O Esta semana vou estar de olho… é da autoria de Pedro Guedes, consultor externo do Banco Best.
O rácio 10y/2y, célebre por prever recessões quando entra em terreno inferior a um (ou seja, quando o numerador tem um valor inferior ao do denominador), é um dos indicadores preferidos dos analistas económicos que tentam ler o futuro algures - quando as bolas de cristal estão embaciadas e os astros não estão alinhados…

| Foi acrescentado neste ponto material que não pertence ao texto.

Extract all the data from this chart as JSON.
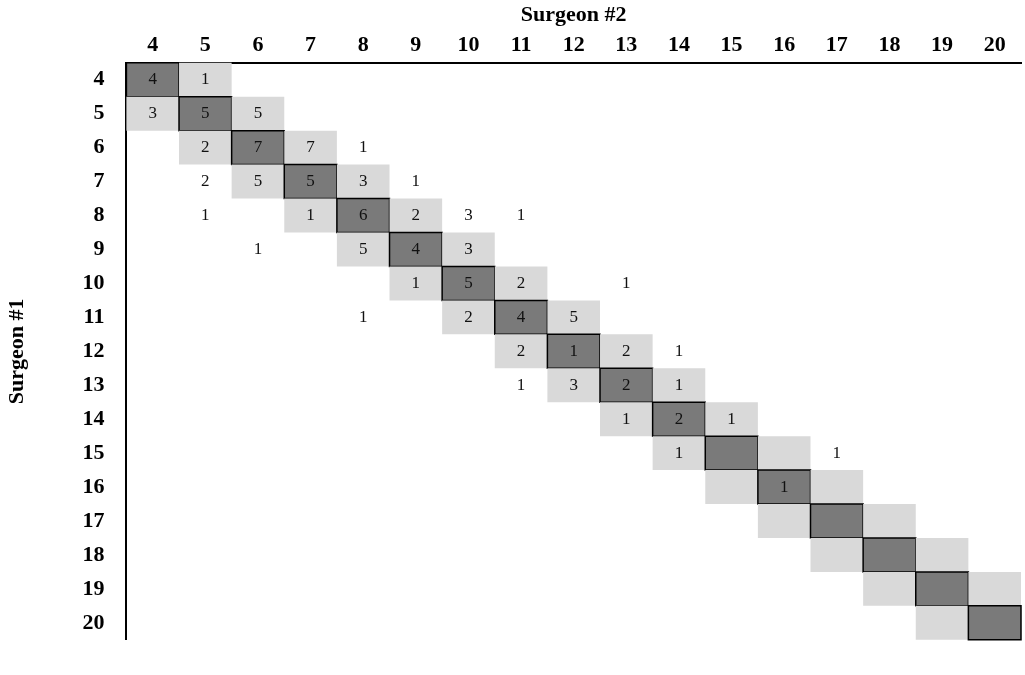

Comparando a yield das treasuries a dois anos com a de 10 anos, é senso comum que um indicador probabilístico de recessão nos EUA é o facto de os investidores aceitarem taxas mais baixas a longo prazo (10 anos) do que a curto-médio prazo (dois anos), ou, por outras palavras, verem mais risco (e exigirem o respetivo prémio) no futuro próximo do que no longínquo – isto entre diversas outras leituras, das mais simples às mais elaboradas tecnicamente.
Seja porque as expectativas de recessão são o que a pode provocar de facto, num processo circular ou em espiral, seja porque apenas antecipam de facto uma realidade alheia às mesmas, o que é certo é que se pode constatar, ao longo de décadas, uma alta correlação empírica entre as duas realidades (10y < 2y e uma queda do PIB nos EUA durante vários trimestres seguidos, não muito tempo depois).

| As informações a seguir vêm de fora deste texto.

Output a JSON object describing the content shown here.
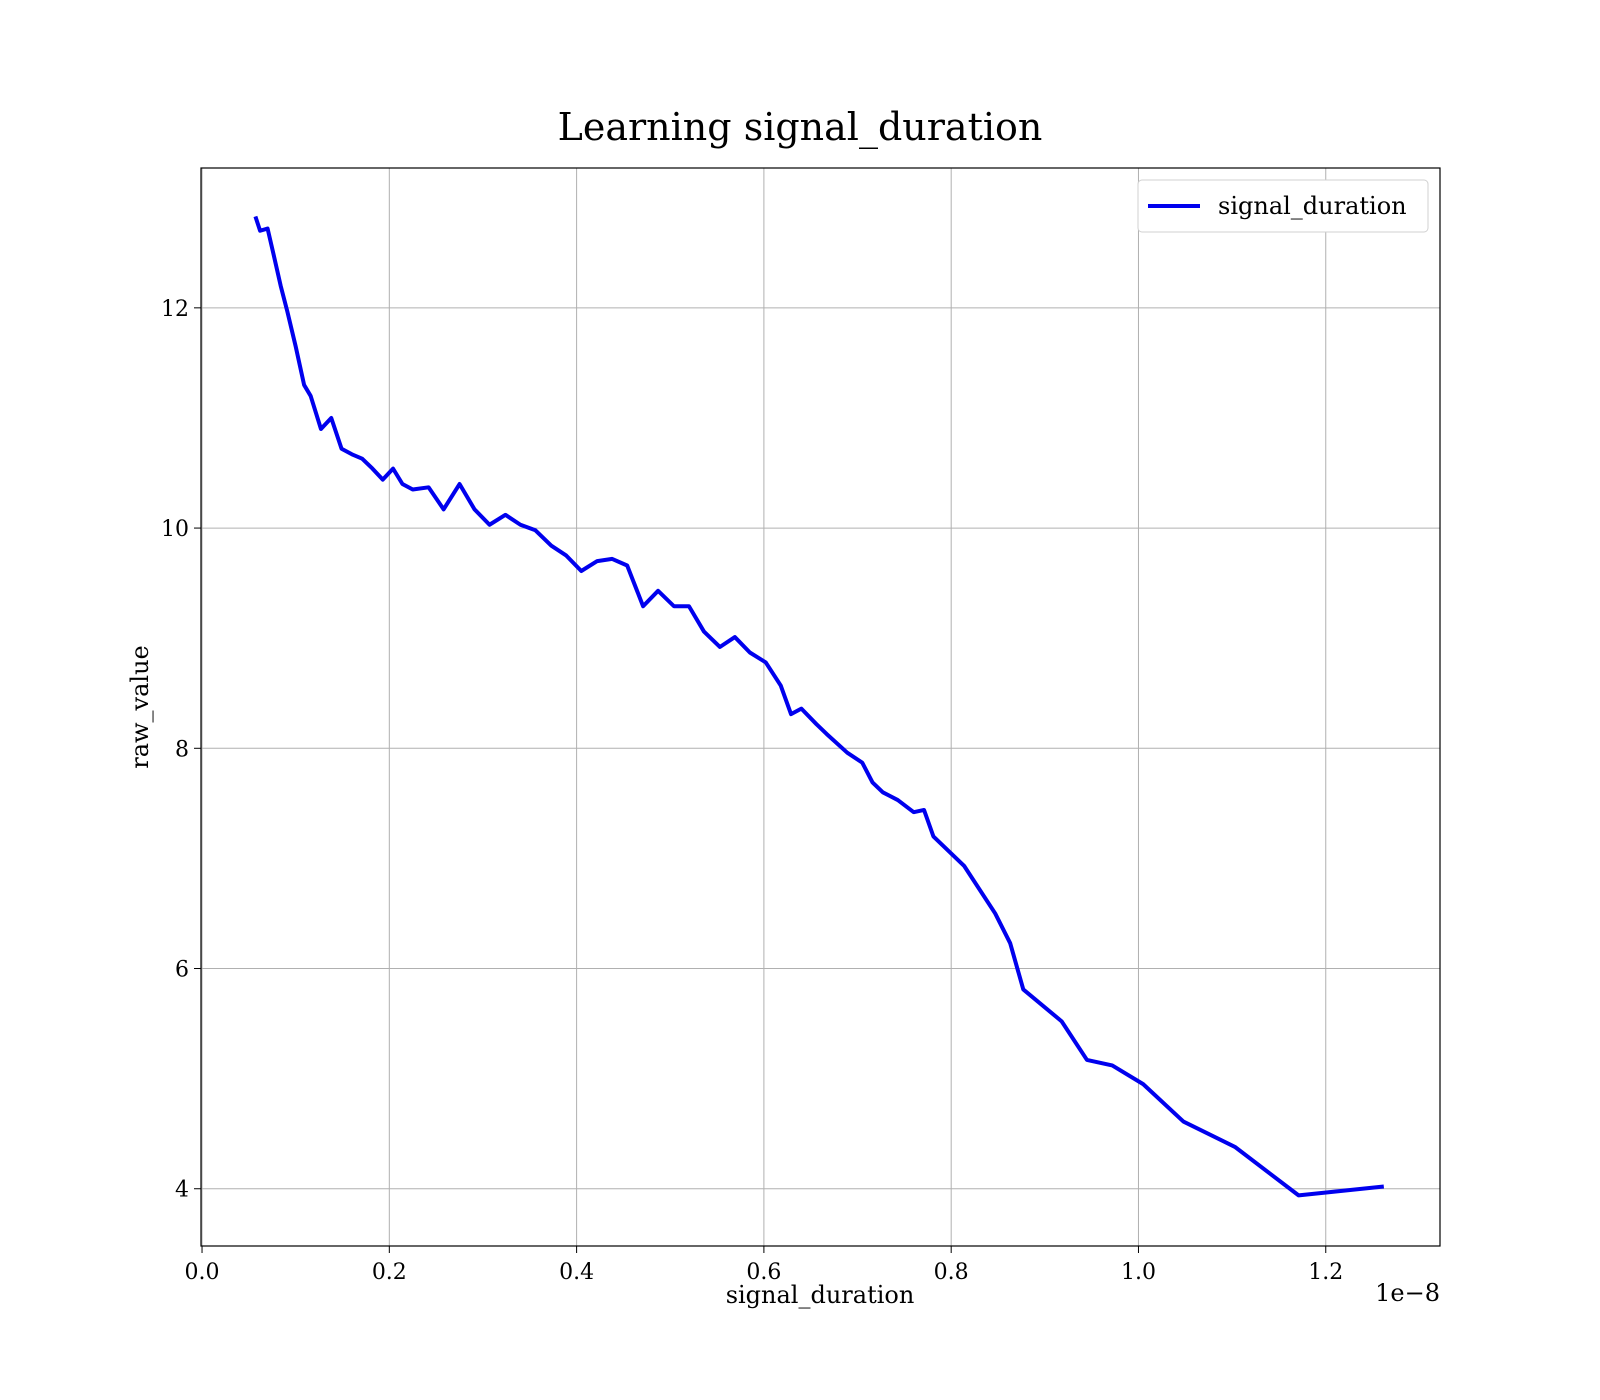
{
  "chart_data": {
    "type": "line",
    "title": "Learning signal_duration",
    "xlabel": "signal_duration",
    "ylabel": "raw_value",
    "x_offset_label": "1e−8",
    "x": [
      0.057,
      0.062,
      0.07,
      0.076,
      0.084,
      0.091,
      0.1,
      0.109,
      0.116,
      0.127,
      0.138,
      0.149,
      0.16,
      0.171,
      0.182,
      0.193,
      0.204,
      0.214,
      0.225,
      0.242,
      0.258,
      0.275,
      0.291,
      0.307,
      0.324,
      0.34,
      0.356,
      0.373,
      0.389,
      0.405,
      0.422,
      0.438,
      0.454,
      0.471,
      0.487,
      0.504,
      0.52,
      0.536,
      0.553,
      0.569,
      0.585,
      0.602,
      0.618,
      0.629,
      0.64,
      0.656,
      0.667,
      0.689,
      0.705,
      0.716,
      0.727,
      0.743,
      0.76,
      0.771,
      0.781,
      0.814,
      0.847,
      0.863,
      0.877,
      0.918,
      0.945,
      0.972,
      1.005,
      1.048,
      1.103,
      1.171,
      1.262
    ],
    "series": [
      {
        "name": "signal_duration",
        "color": "#0000ee",
        "values": [
          12.83,
          12.7,
          12.72,
          12.5,
          12.2,
          11.97,
          11.65,
          11.3,
          11.2,
          10.9,
          11.0,
          10.72,
          10.67,
          10.63,
          10.54,
          10.44,
          10.54,
          10.4,
          10.35,
          10.37,
          10.17,
          10.4,
          10.17,
          10.03,
          10.12,
          10.03,
          9.98,
          9.84,
          9.75,
          9.61,
          9.7,
          9.72,
          9.66,
          9.29,
          9.43,
          9.29,
          9.29,
          9.06,
          8.92,
          9.01,
          8.87,
          8.78,
          8.57,
          8.31,
          8.36,
          8.22,
          8.13,
          7.96,
          7.87,
          7.69,
          7.6,
          7.53,
          7.42,
          7.44,
          7.2,
          6.93,
          6.5,
          6.23,
          5.81,
          5.52,
          5.17,
          5.12,
          4.95,
          4.61,
          4.38,
          3.94,
          4.02
        ]
      }
    ],
    "xlim": [
      -0.0011,
      1.322
    ],
    "ylim": [
      3.48,
      13.27
    ],
    "xticks": [
      {
        "value": 0,
        "label": "0.0"
      },
      0.2,
      0.4,
      0.6,
      0.8,
      {
        "value": 1,
        "label": "1.0"
      },
      1.2
    ],
    "yticks": [
      4,
      6,
      8,
      10,
      12
    ],
    "grid": true,
    "legend": "upper right"
  }
}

Analisando a evolução gráfica deste diferencial nos últimos 40 anos, vemos que os mínimos relativos do mesmo ocorreram, de facto e em boa medida, antes dos memoráveis períodos recessivos verificados nessas décadas – desde os anos 80 até hoje.

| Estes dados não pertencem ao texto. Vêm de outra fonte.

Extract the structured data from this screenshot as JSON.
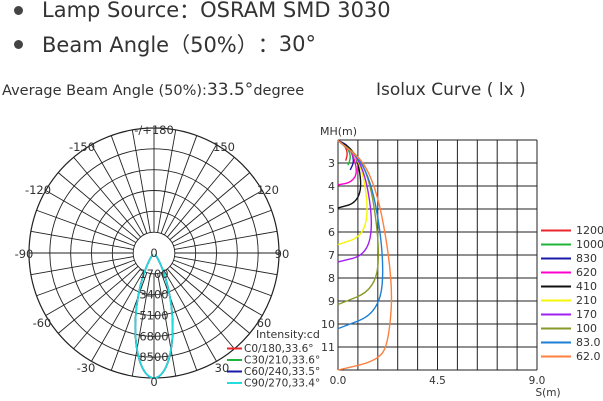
{
  "specs": [
    {
      "label": "Lamp Source",
      "sep": "：",
      "value": "OSRAM SMD 3030"
    },
    {
      "label": "Beam Angle（50%）",
      "sep": "：",
      "value": "30°"
    }
  ],
  "avg_beam": {
    "prefix": "Average Beam Angle (50%):",
    "value": "33.5°",
    "unit": "degree"
  },
  "isolux_title": "Isolux Curve ( lx )",
  "chart_data": [
    {
      "type": "polar",
      "angle_labels": [
        "-/+180",
        "150",
        "120",
        "90",
        "60",
        "30",
        "0",
        "-30",
        "-60",
        "-90",
        "-120",
        "-150"
      ],
      "radial_labels": [
        "0",
        "1700",
        "3400",
        "5100",
        "6800",
        "8500"
      ],
      "radial_max": 8500,
      "legend_title": "Intensity:cd",
      "series": [
        {
          "name": "C0/180,33.6°",
          "color": "#e8262b",
          "half_angle": 16.8,
          "peak": 8500
        },
        {
          "name": "C30/210,33.6°",
          "color": "#20b43b",
          "half_angle": 16.8,
          "peak": 8500
        },
        {
          "name": "C60/240,33.5°",
          "color": "#1a1aa8",
          "half_angle": 16.75,
          "peak": 8500
        },
        {
          "name": "C90/270,33.4°",
          "color": "#22dede",
          "half_angle": 16.7,
          "peak": 8500
        }
      ]
    },
    {
      "type": "line",
      "ylabel": "MH(m)",
      "xlabel": "S(m)",
      "x_ticks": [
        "0.0",
        "4.5",
        "9.0"
      ],
      "y_ticks": [
        "3",
        "4",
        "5",
        "6",
        "7",
        "8",
        "9",
        "10",
        "11"
      ],
      "xlim": [
        0,
        9
      ],
      "ylim": [
        2,
        12
      ],
      "series": [
        {
          "name": "1200",
          "color": "#e8262b",
          "points": [
            [
              0.0,
              2.02
            ],
            [
              0.25,
              2.15
            ],
            [
              0.45,
              2.55
            ],
            [
              0.35,
              2.9
            ]
          ]
        },
        {
          "name": "1000",
          "color": "#20b43b",
          "points": [
            [
              0.0,
              2.02
            ],
            [
              0.35,
              2.2
            ],
            [
              0.6,
              2.7
            ],
            [
              0.45,
              3.1
            ]
          ]
        },
        {
          "name": "830",
          "color": "#1a1aa8",
          "points": [
            [
              0.0,
              2.02
            ],
            [
              0.5,
              2.25
            ],
            [
              0.75,
              2.9
            ],
            [
              0.55,
              3.3
            ]
          ]
        },
        {
          "name": "620",
          "color": "#ff00cc",
          "points": [
            [
              0.0,
              2.02
            ],
            [
              0.6,
              2.4
            ],
            [
              0.9,
              3.4
            ],
            [
              0.6,
              3.85
            ],
            [
              0.0,
              3.95
            ]
          ]
        },
        {
          "name": "410",
          "color": "#111111",
          "points": [
            [
              0.0,
              2.02
            ],
            [
              0.8,
              2.5
            ],
            [
              1.1,
              4.0
            ],
            [
              0.8,
              4.75
            ],
            [
              0.0,
              4.95
            ]
          ]
        },
        {
          "name": "210",
          "color": "#f5f50a",
          "points": [
            [
              0.0,
              2.02
            ],
            [
              1.0,
              2.8
            ],
            [
              1.4,
              5.0
            ],
            [
              1.1,
              6.2
            ],
            [
              0.0,
              6.55
            ]
          ]
        },
        {
          "name": "170",
          "color": "#a020f0",
          "points": [
            [
              0.0,
              2.02
            ],
            [
              1.1,
              2.9
            ],
            [
              1.6,
              5.5
            ],
            [
              1.3,
              7.0
            ],
            [
              0.0,
              7.3
            ]
          ]
        },
        {
          "name": "100",
          "color": "#8a9a2a",
          "points": [
            [
              0.0,
              2.02
            ],
            [
              1.3,
              3.0
            ],
            [
              1.9,
              6.5
            ],
            [
              1.7,
              8.5
            ],
            [
              0.0,
              9.15
            ]
          ]
        },
        {
          "name": "83.0",
          "color": "#1e7fd6",
          "points": [
            [
              0.0,
              2.02
            ],
            [
              1.4,
              3.2
            ],
            [
              2.1,
              7.0
            ],
            [
              1.9,
              9.5
            ],
            [
              0.0,
              10.2
            ]
          ]
        },
        {
          "name": "62.0",
          "color": "#ff7f3f",
          "points": [
            [
              0.0,
              2.02
            ],
            [
              1.6,
              3.3
            ],
            [
              2.5,
              8.0
            ],
            [
              2.3,
              10.8
            ],
            [
              1.8,
              11.6
            ],
            [
              0.0,
              12.0
            ]
          ]
        }
      ]
    }
  ]
}
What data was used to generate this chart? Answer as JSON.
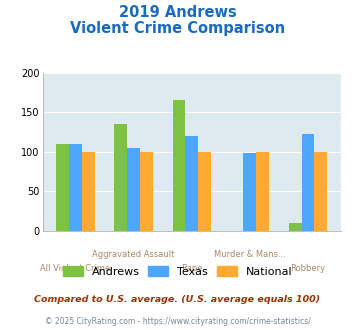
{
  "title_line1": "2019 Andrews",
  "title_line2": "Violent Crime Comparison",
  "top_labels": [
    "",
    "Aggravated Assault",
    "",
    "Murder & Mans...",
    ""
  ],
  "bottom_labels": [
    "All Violent Crime",
    "",
    "Rape",
    "",
    "Robbery"
  ],
  "andrews": [
    110,
    135,
    165,
    0,
    10
  ],
  "texas": [
    110,
    105,
    120,
    98,
    122
  ],
  "national": [
    100,
    100,
    100,
    100,
    100
  ],
  "color_andrews": "#7dc242",
  "color_texas": "#4da6ff",
  "color_national": "#ffaa33",
  "color_title": "#1a6abf",
  "color_xticklabel": "#aa8866",
  "color_bg": "#ddeaf0",
  "color_footer1": "#993300",
  "color_footer2": "#778899",
  "ylim": [
    0,
    200
  ],
  "yticks": [
    0,
    50,
    100,
    150,
    200
  ],
  "bar_width": 0.22,
  "footer1": "Compared to U.S. average. (U.S. average equals 100)",
  "footer2": "© 2025 CityRating.com - https://www.cityrating.com/crime-statistics/"
}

Por outro lado, esses mínimos foram invariavelmente seguidos de fortes e rápidas inversões em alta, iniciadas até mesmo antes de a economia americana entrar formalmente em recessão.
Curiosamente, verifica-se que os valores mais baixos deste diferencial nos últimos 40 anos (próximo de -1,10) ocorreram exatamente este ano - o primeiro deles há exatamente 4 meses, e o segundo na semana passada.
Logo após este 2º mínimo de curtíssimo prazo, o diferencial disparou 20 bps em 3 dias, recuperando toda a perda das 3 semanas anteriores (em março disparara mais de 50 bps), parecendo querer formar um double bottom - figura associada a momentos de inversão de tendência em alta, para os analistas gráficos.
Ou seja, parece estarmos numa zona de teste, na qual tanto se pode continuar a acentuar a queda do diferencial para os baixíssimos valores do final dos anos 70 (inferiores a -2,00) - os mais veteranos ainda se lembrarão do que foi o início dos anos 80 na economia mundial… -, o que poderá avolumar os receios e aumentar a probabilidade de uma acentuada recessão nos EUA em 2024, como poderemos estar num crítico ponto de inflexão do rácio, com a respetiva recuperação da yield a 10 anos contra a de dois anos, o que reforçará a convicção otimista do grupo do copo meio-cheio, que se diverte a dizer que os pessimistas já previram oito das últimas cinco recessões, sem aprenderem com a experiência…
Seja qual for a forma que cada um de nós tem de ver o copo, creio que este é um interessante e mais do que simbólico rácio, que vale bem a pena acompanhar nos próximos dias e semanas, pois o momento atual, creio, é histórico e, em certa medida, sugere um certo déjà-vu.